The buoy collects environment measurements including wind speed and direction, surface temperature, current speed, wave height, and peak wave period. This wind and wave data are used to decide if conditions allow the safe transfer of pilots and passage of vessels, as they require a minimum depth of water which may not be met if the waves are too large. The current Red Shoal Buoy is under maintenance. Such a duration without accurate environmental measurements would significantly impair the ability to ensure the safe guidance of vessels. In this project, we are trying to predict the environment measurements of the buoy which is under maintenance using the values of other active operational buoy so that the authorities could allow the safe passage of vessels.
Predicting the values of one buoy using the parameters of another buoy. In this project, we are using the dataset of Mouth of Placentia Bay Buoy, Pilot Boarding Station / Red Island Shoal Buoy, Placentia Bay: Ragged Islands – KLUMI( Land station) which are located in Newfoundland and Labrador.
The dataset available here is till April 19, 2021. You can get the latest dataset from smartatlantic.
You can find the instructions to clean the dataset, merging of files and training the ML models from the below link:
We have implemented the code on IBM Watson Cloud and encourage you to use this to get the experience of Cloud. Below link will provide you the instructions for using the IBM Watson Cloud. The Lite version of this cloud is free and provide you 25GB storage which is enough for this project.
We have created notebooks with the code for your reference in the below link.

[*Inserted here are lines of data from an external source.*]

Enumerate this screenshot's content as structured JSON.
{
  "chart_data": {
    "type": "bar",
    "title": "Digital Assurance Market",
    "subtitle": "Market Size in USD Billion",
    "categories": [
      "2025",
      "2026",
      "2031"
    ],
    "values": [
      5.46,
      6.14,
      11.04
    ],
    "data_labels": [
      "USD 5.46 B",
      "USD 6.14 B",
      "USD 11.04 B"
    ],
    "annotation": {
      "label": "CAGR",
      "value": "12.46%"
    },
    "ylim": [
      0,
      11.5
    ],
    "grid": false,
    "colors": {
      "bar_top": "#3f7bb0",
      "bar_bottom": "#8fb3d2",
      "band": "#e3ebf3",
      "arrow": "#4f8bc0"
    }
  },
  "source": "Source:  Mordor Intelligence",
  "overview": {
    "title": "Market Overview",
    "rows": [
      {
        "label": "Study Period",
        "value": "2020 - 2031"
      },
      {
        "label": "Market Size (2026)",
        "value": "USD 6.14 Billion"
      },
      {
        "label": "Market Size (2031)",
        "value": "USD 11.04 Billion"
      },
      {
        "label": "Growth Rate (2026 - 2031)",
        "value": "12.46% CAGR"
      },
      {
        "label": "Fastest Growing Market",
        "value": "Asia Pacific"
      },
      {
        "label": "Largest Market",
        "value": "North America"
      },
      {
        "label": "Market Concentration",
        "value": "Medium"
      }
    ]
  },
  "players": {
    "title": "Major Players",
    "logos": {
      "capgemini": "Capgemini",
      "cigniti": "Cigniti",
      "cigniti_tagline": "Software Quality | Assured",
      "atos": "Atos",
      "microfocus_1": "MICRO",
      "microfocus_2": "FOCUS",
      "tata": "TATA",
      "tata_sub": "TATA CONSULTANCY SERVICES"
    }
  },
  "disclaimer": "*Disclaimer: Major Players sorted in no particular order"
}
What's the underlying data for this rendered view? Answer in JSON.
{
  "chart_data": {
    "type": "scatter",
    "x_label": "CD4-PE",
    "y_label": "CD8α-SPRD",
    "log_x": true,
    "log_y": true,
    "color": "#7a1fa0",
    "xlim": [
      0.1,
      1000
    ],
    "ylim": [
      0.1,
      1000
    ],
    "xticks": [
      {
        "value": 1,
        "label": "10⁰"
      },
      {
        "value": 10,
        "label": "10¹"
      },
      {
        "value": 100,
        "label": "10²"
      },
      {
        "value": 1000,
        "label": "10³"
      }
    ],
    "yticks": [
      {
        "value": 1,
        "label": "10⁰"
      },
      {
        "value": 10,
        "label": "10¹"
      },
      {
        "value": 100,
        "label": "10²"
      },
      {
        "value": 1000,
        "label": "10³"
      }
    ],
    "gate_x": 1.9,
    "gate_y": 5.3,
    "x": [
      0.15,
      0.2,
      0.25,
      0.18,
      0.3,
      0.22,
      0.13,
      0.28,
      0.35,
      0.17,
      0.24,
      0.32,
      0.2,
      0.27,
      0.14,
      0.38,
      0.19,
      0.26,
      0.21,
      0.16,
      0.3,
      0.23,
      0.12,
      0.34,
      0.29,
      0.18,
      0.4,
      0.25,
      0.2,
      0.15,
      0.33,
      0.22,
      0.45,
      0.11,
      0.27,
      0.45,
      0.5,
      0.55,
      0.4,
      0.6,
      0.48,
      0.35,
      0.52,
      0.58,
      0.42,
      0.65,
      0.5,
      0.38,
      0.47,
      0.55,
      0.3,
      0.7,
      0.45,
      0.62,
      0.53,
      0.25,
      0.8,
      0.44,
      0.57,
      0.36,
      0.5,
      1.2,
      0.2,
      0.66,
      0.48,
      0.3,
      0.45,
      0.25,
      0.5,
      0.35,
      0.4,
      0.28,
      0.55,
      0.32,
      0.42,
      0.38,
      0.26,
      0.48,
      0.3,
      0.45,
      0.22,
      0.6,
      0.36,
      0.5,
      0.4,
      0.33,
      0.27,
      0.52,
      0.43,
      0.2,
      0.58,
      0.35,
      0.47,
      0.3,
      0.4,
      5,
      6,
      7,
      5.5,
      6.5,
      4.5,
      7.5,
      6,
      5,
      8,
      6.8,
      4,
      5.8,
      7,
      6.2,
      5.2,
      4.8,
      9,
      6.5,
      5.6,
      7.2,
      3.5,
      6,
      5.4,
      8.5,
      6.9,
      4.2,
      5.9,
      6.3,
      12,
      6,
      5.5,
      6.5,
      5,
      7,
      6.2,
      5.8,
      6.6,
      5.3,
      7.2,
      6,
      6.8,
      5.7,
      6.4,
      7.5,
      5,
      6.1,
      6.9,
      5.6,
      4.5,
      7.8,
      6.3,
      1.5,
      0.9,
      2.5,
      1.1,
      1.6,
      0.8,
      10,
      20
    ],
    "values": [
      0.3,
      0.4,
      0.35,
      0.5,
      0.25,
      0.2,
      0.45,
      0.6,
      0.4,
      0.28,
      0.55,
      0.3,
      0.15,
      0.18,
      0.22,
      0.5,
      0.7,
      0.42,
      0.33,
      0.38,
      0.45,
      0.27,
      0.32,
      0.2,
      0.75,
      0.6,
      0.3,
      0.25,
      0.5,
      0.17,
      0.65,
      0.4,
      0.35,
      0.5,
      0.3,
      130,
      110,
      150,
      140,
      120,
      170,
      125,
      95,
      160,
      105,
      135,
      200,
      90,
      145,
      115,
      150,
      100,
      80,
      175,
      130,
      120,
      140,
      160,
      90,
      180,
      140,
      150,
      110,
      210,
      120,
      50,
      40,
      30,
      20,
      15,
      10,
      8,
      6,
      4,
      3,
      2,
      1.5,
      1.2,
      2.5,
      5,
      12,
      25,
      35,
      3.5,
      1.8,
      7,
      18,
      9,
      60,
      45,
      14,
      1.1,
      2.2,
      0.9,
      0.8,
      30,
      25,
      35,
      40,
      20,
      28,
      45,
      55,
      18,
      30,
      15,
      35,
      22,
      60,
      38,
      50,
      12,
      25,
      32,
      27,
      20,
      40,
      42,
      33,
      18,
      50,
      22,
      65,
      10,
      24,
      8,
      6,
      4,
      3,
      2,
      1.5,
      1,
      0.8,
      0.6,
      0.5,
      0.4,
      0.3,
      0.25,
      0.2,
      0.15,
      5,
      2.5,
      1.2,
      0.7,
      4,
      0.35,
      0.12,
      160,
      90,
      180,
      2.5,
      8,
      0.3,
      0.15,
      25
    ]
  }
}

6. Natural Language Processing (NLP)
NLP project is related to the Sentiment Analysis on Climate change. We have used the dataset available on data.world(Link provided below). We have applied BERT to do Sentiment analysis. BERT has become a new standard for Natural Language Processing (NLP). It achieved a whole new state-of-the-art on eleven NLP task, including text classification, sentiment analysis, sequence labeling, question answering, and many more
7. Time Series
A Time Series is simply a series of data points ordered in time. In a Time Series, time is often the independent variable and the goal is usually to make a forecast for the future. Plot the points on a graph, and one of your axes would always be time. You can see the analysis ,plotting and building machine learning model for time series data in this project. This project is done in IBM Watson cloud and instructions are given in attached links. The Lite version of this cloud is free and provide you 25GB storage which is enough for this project.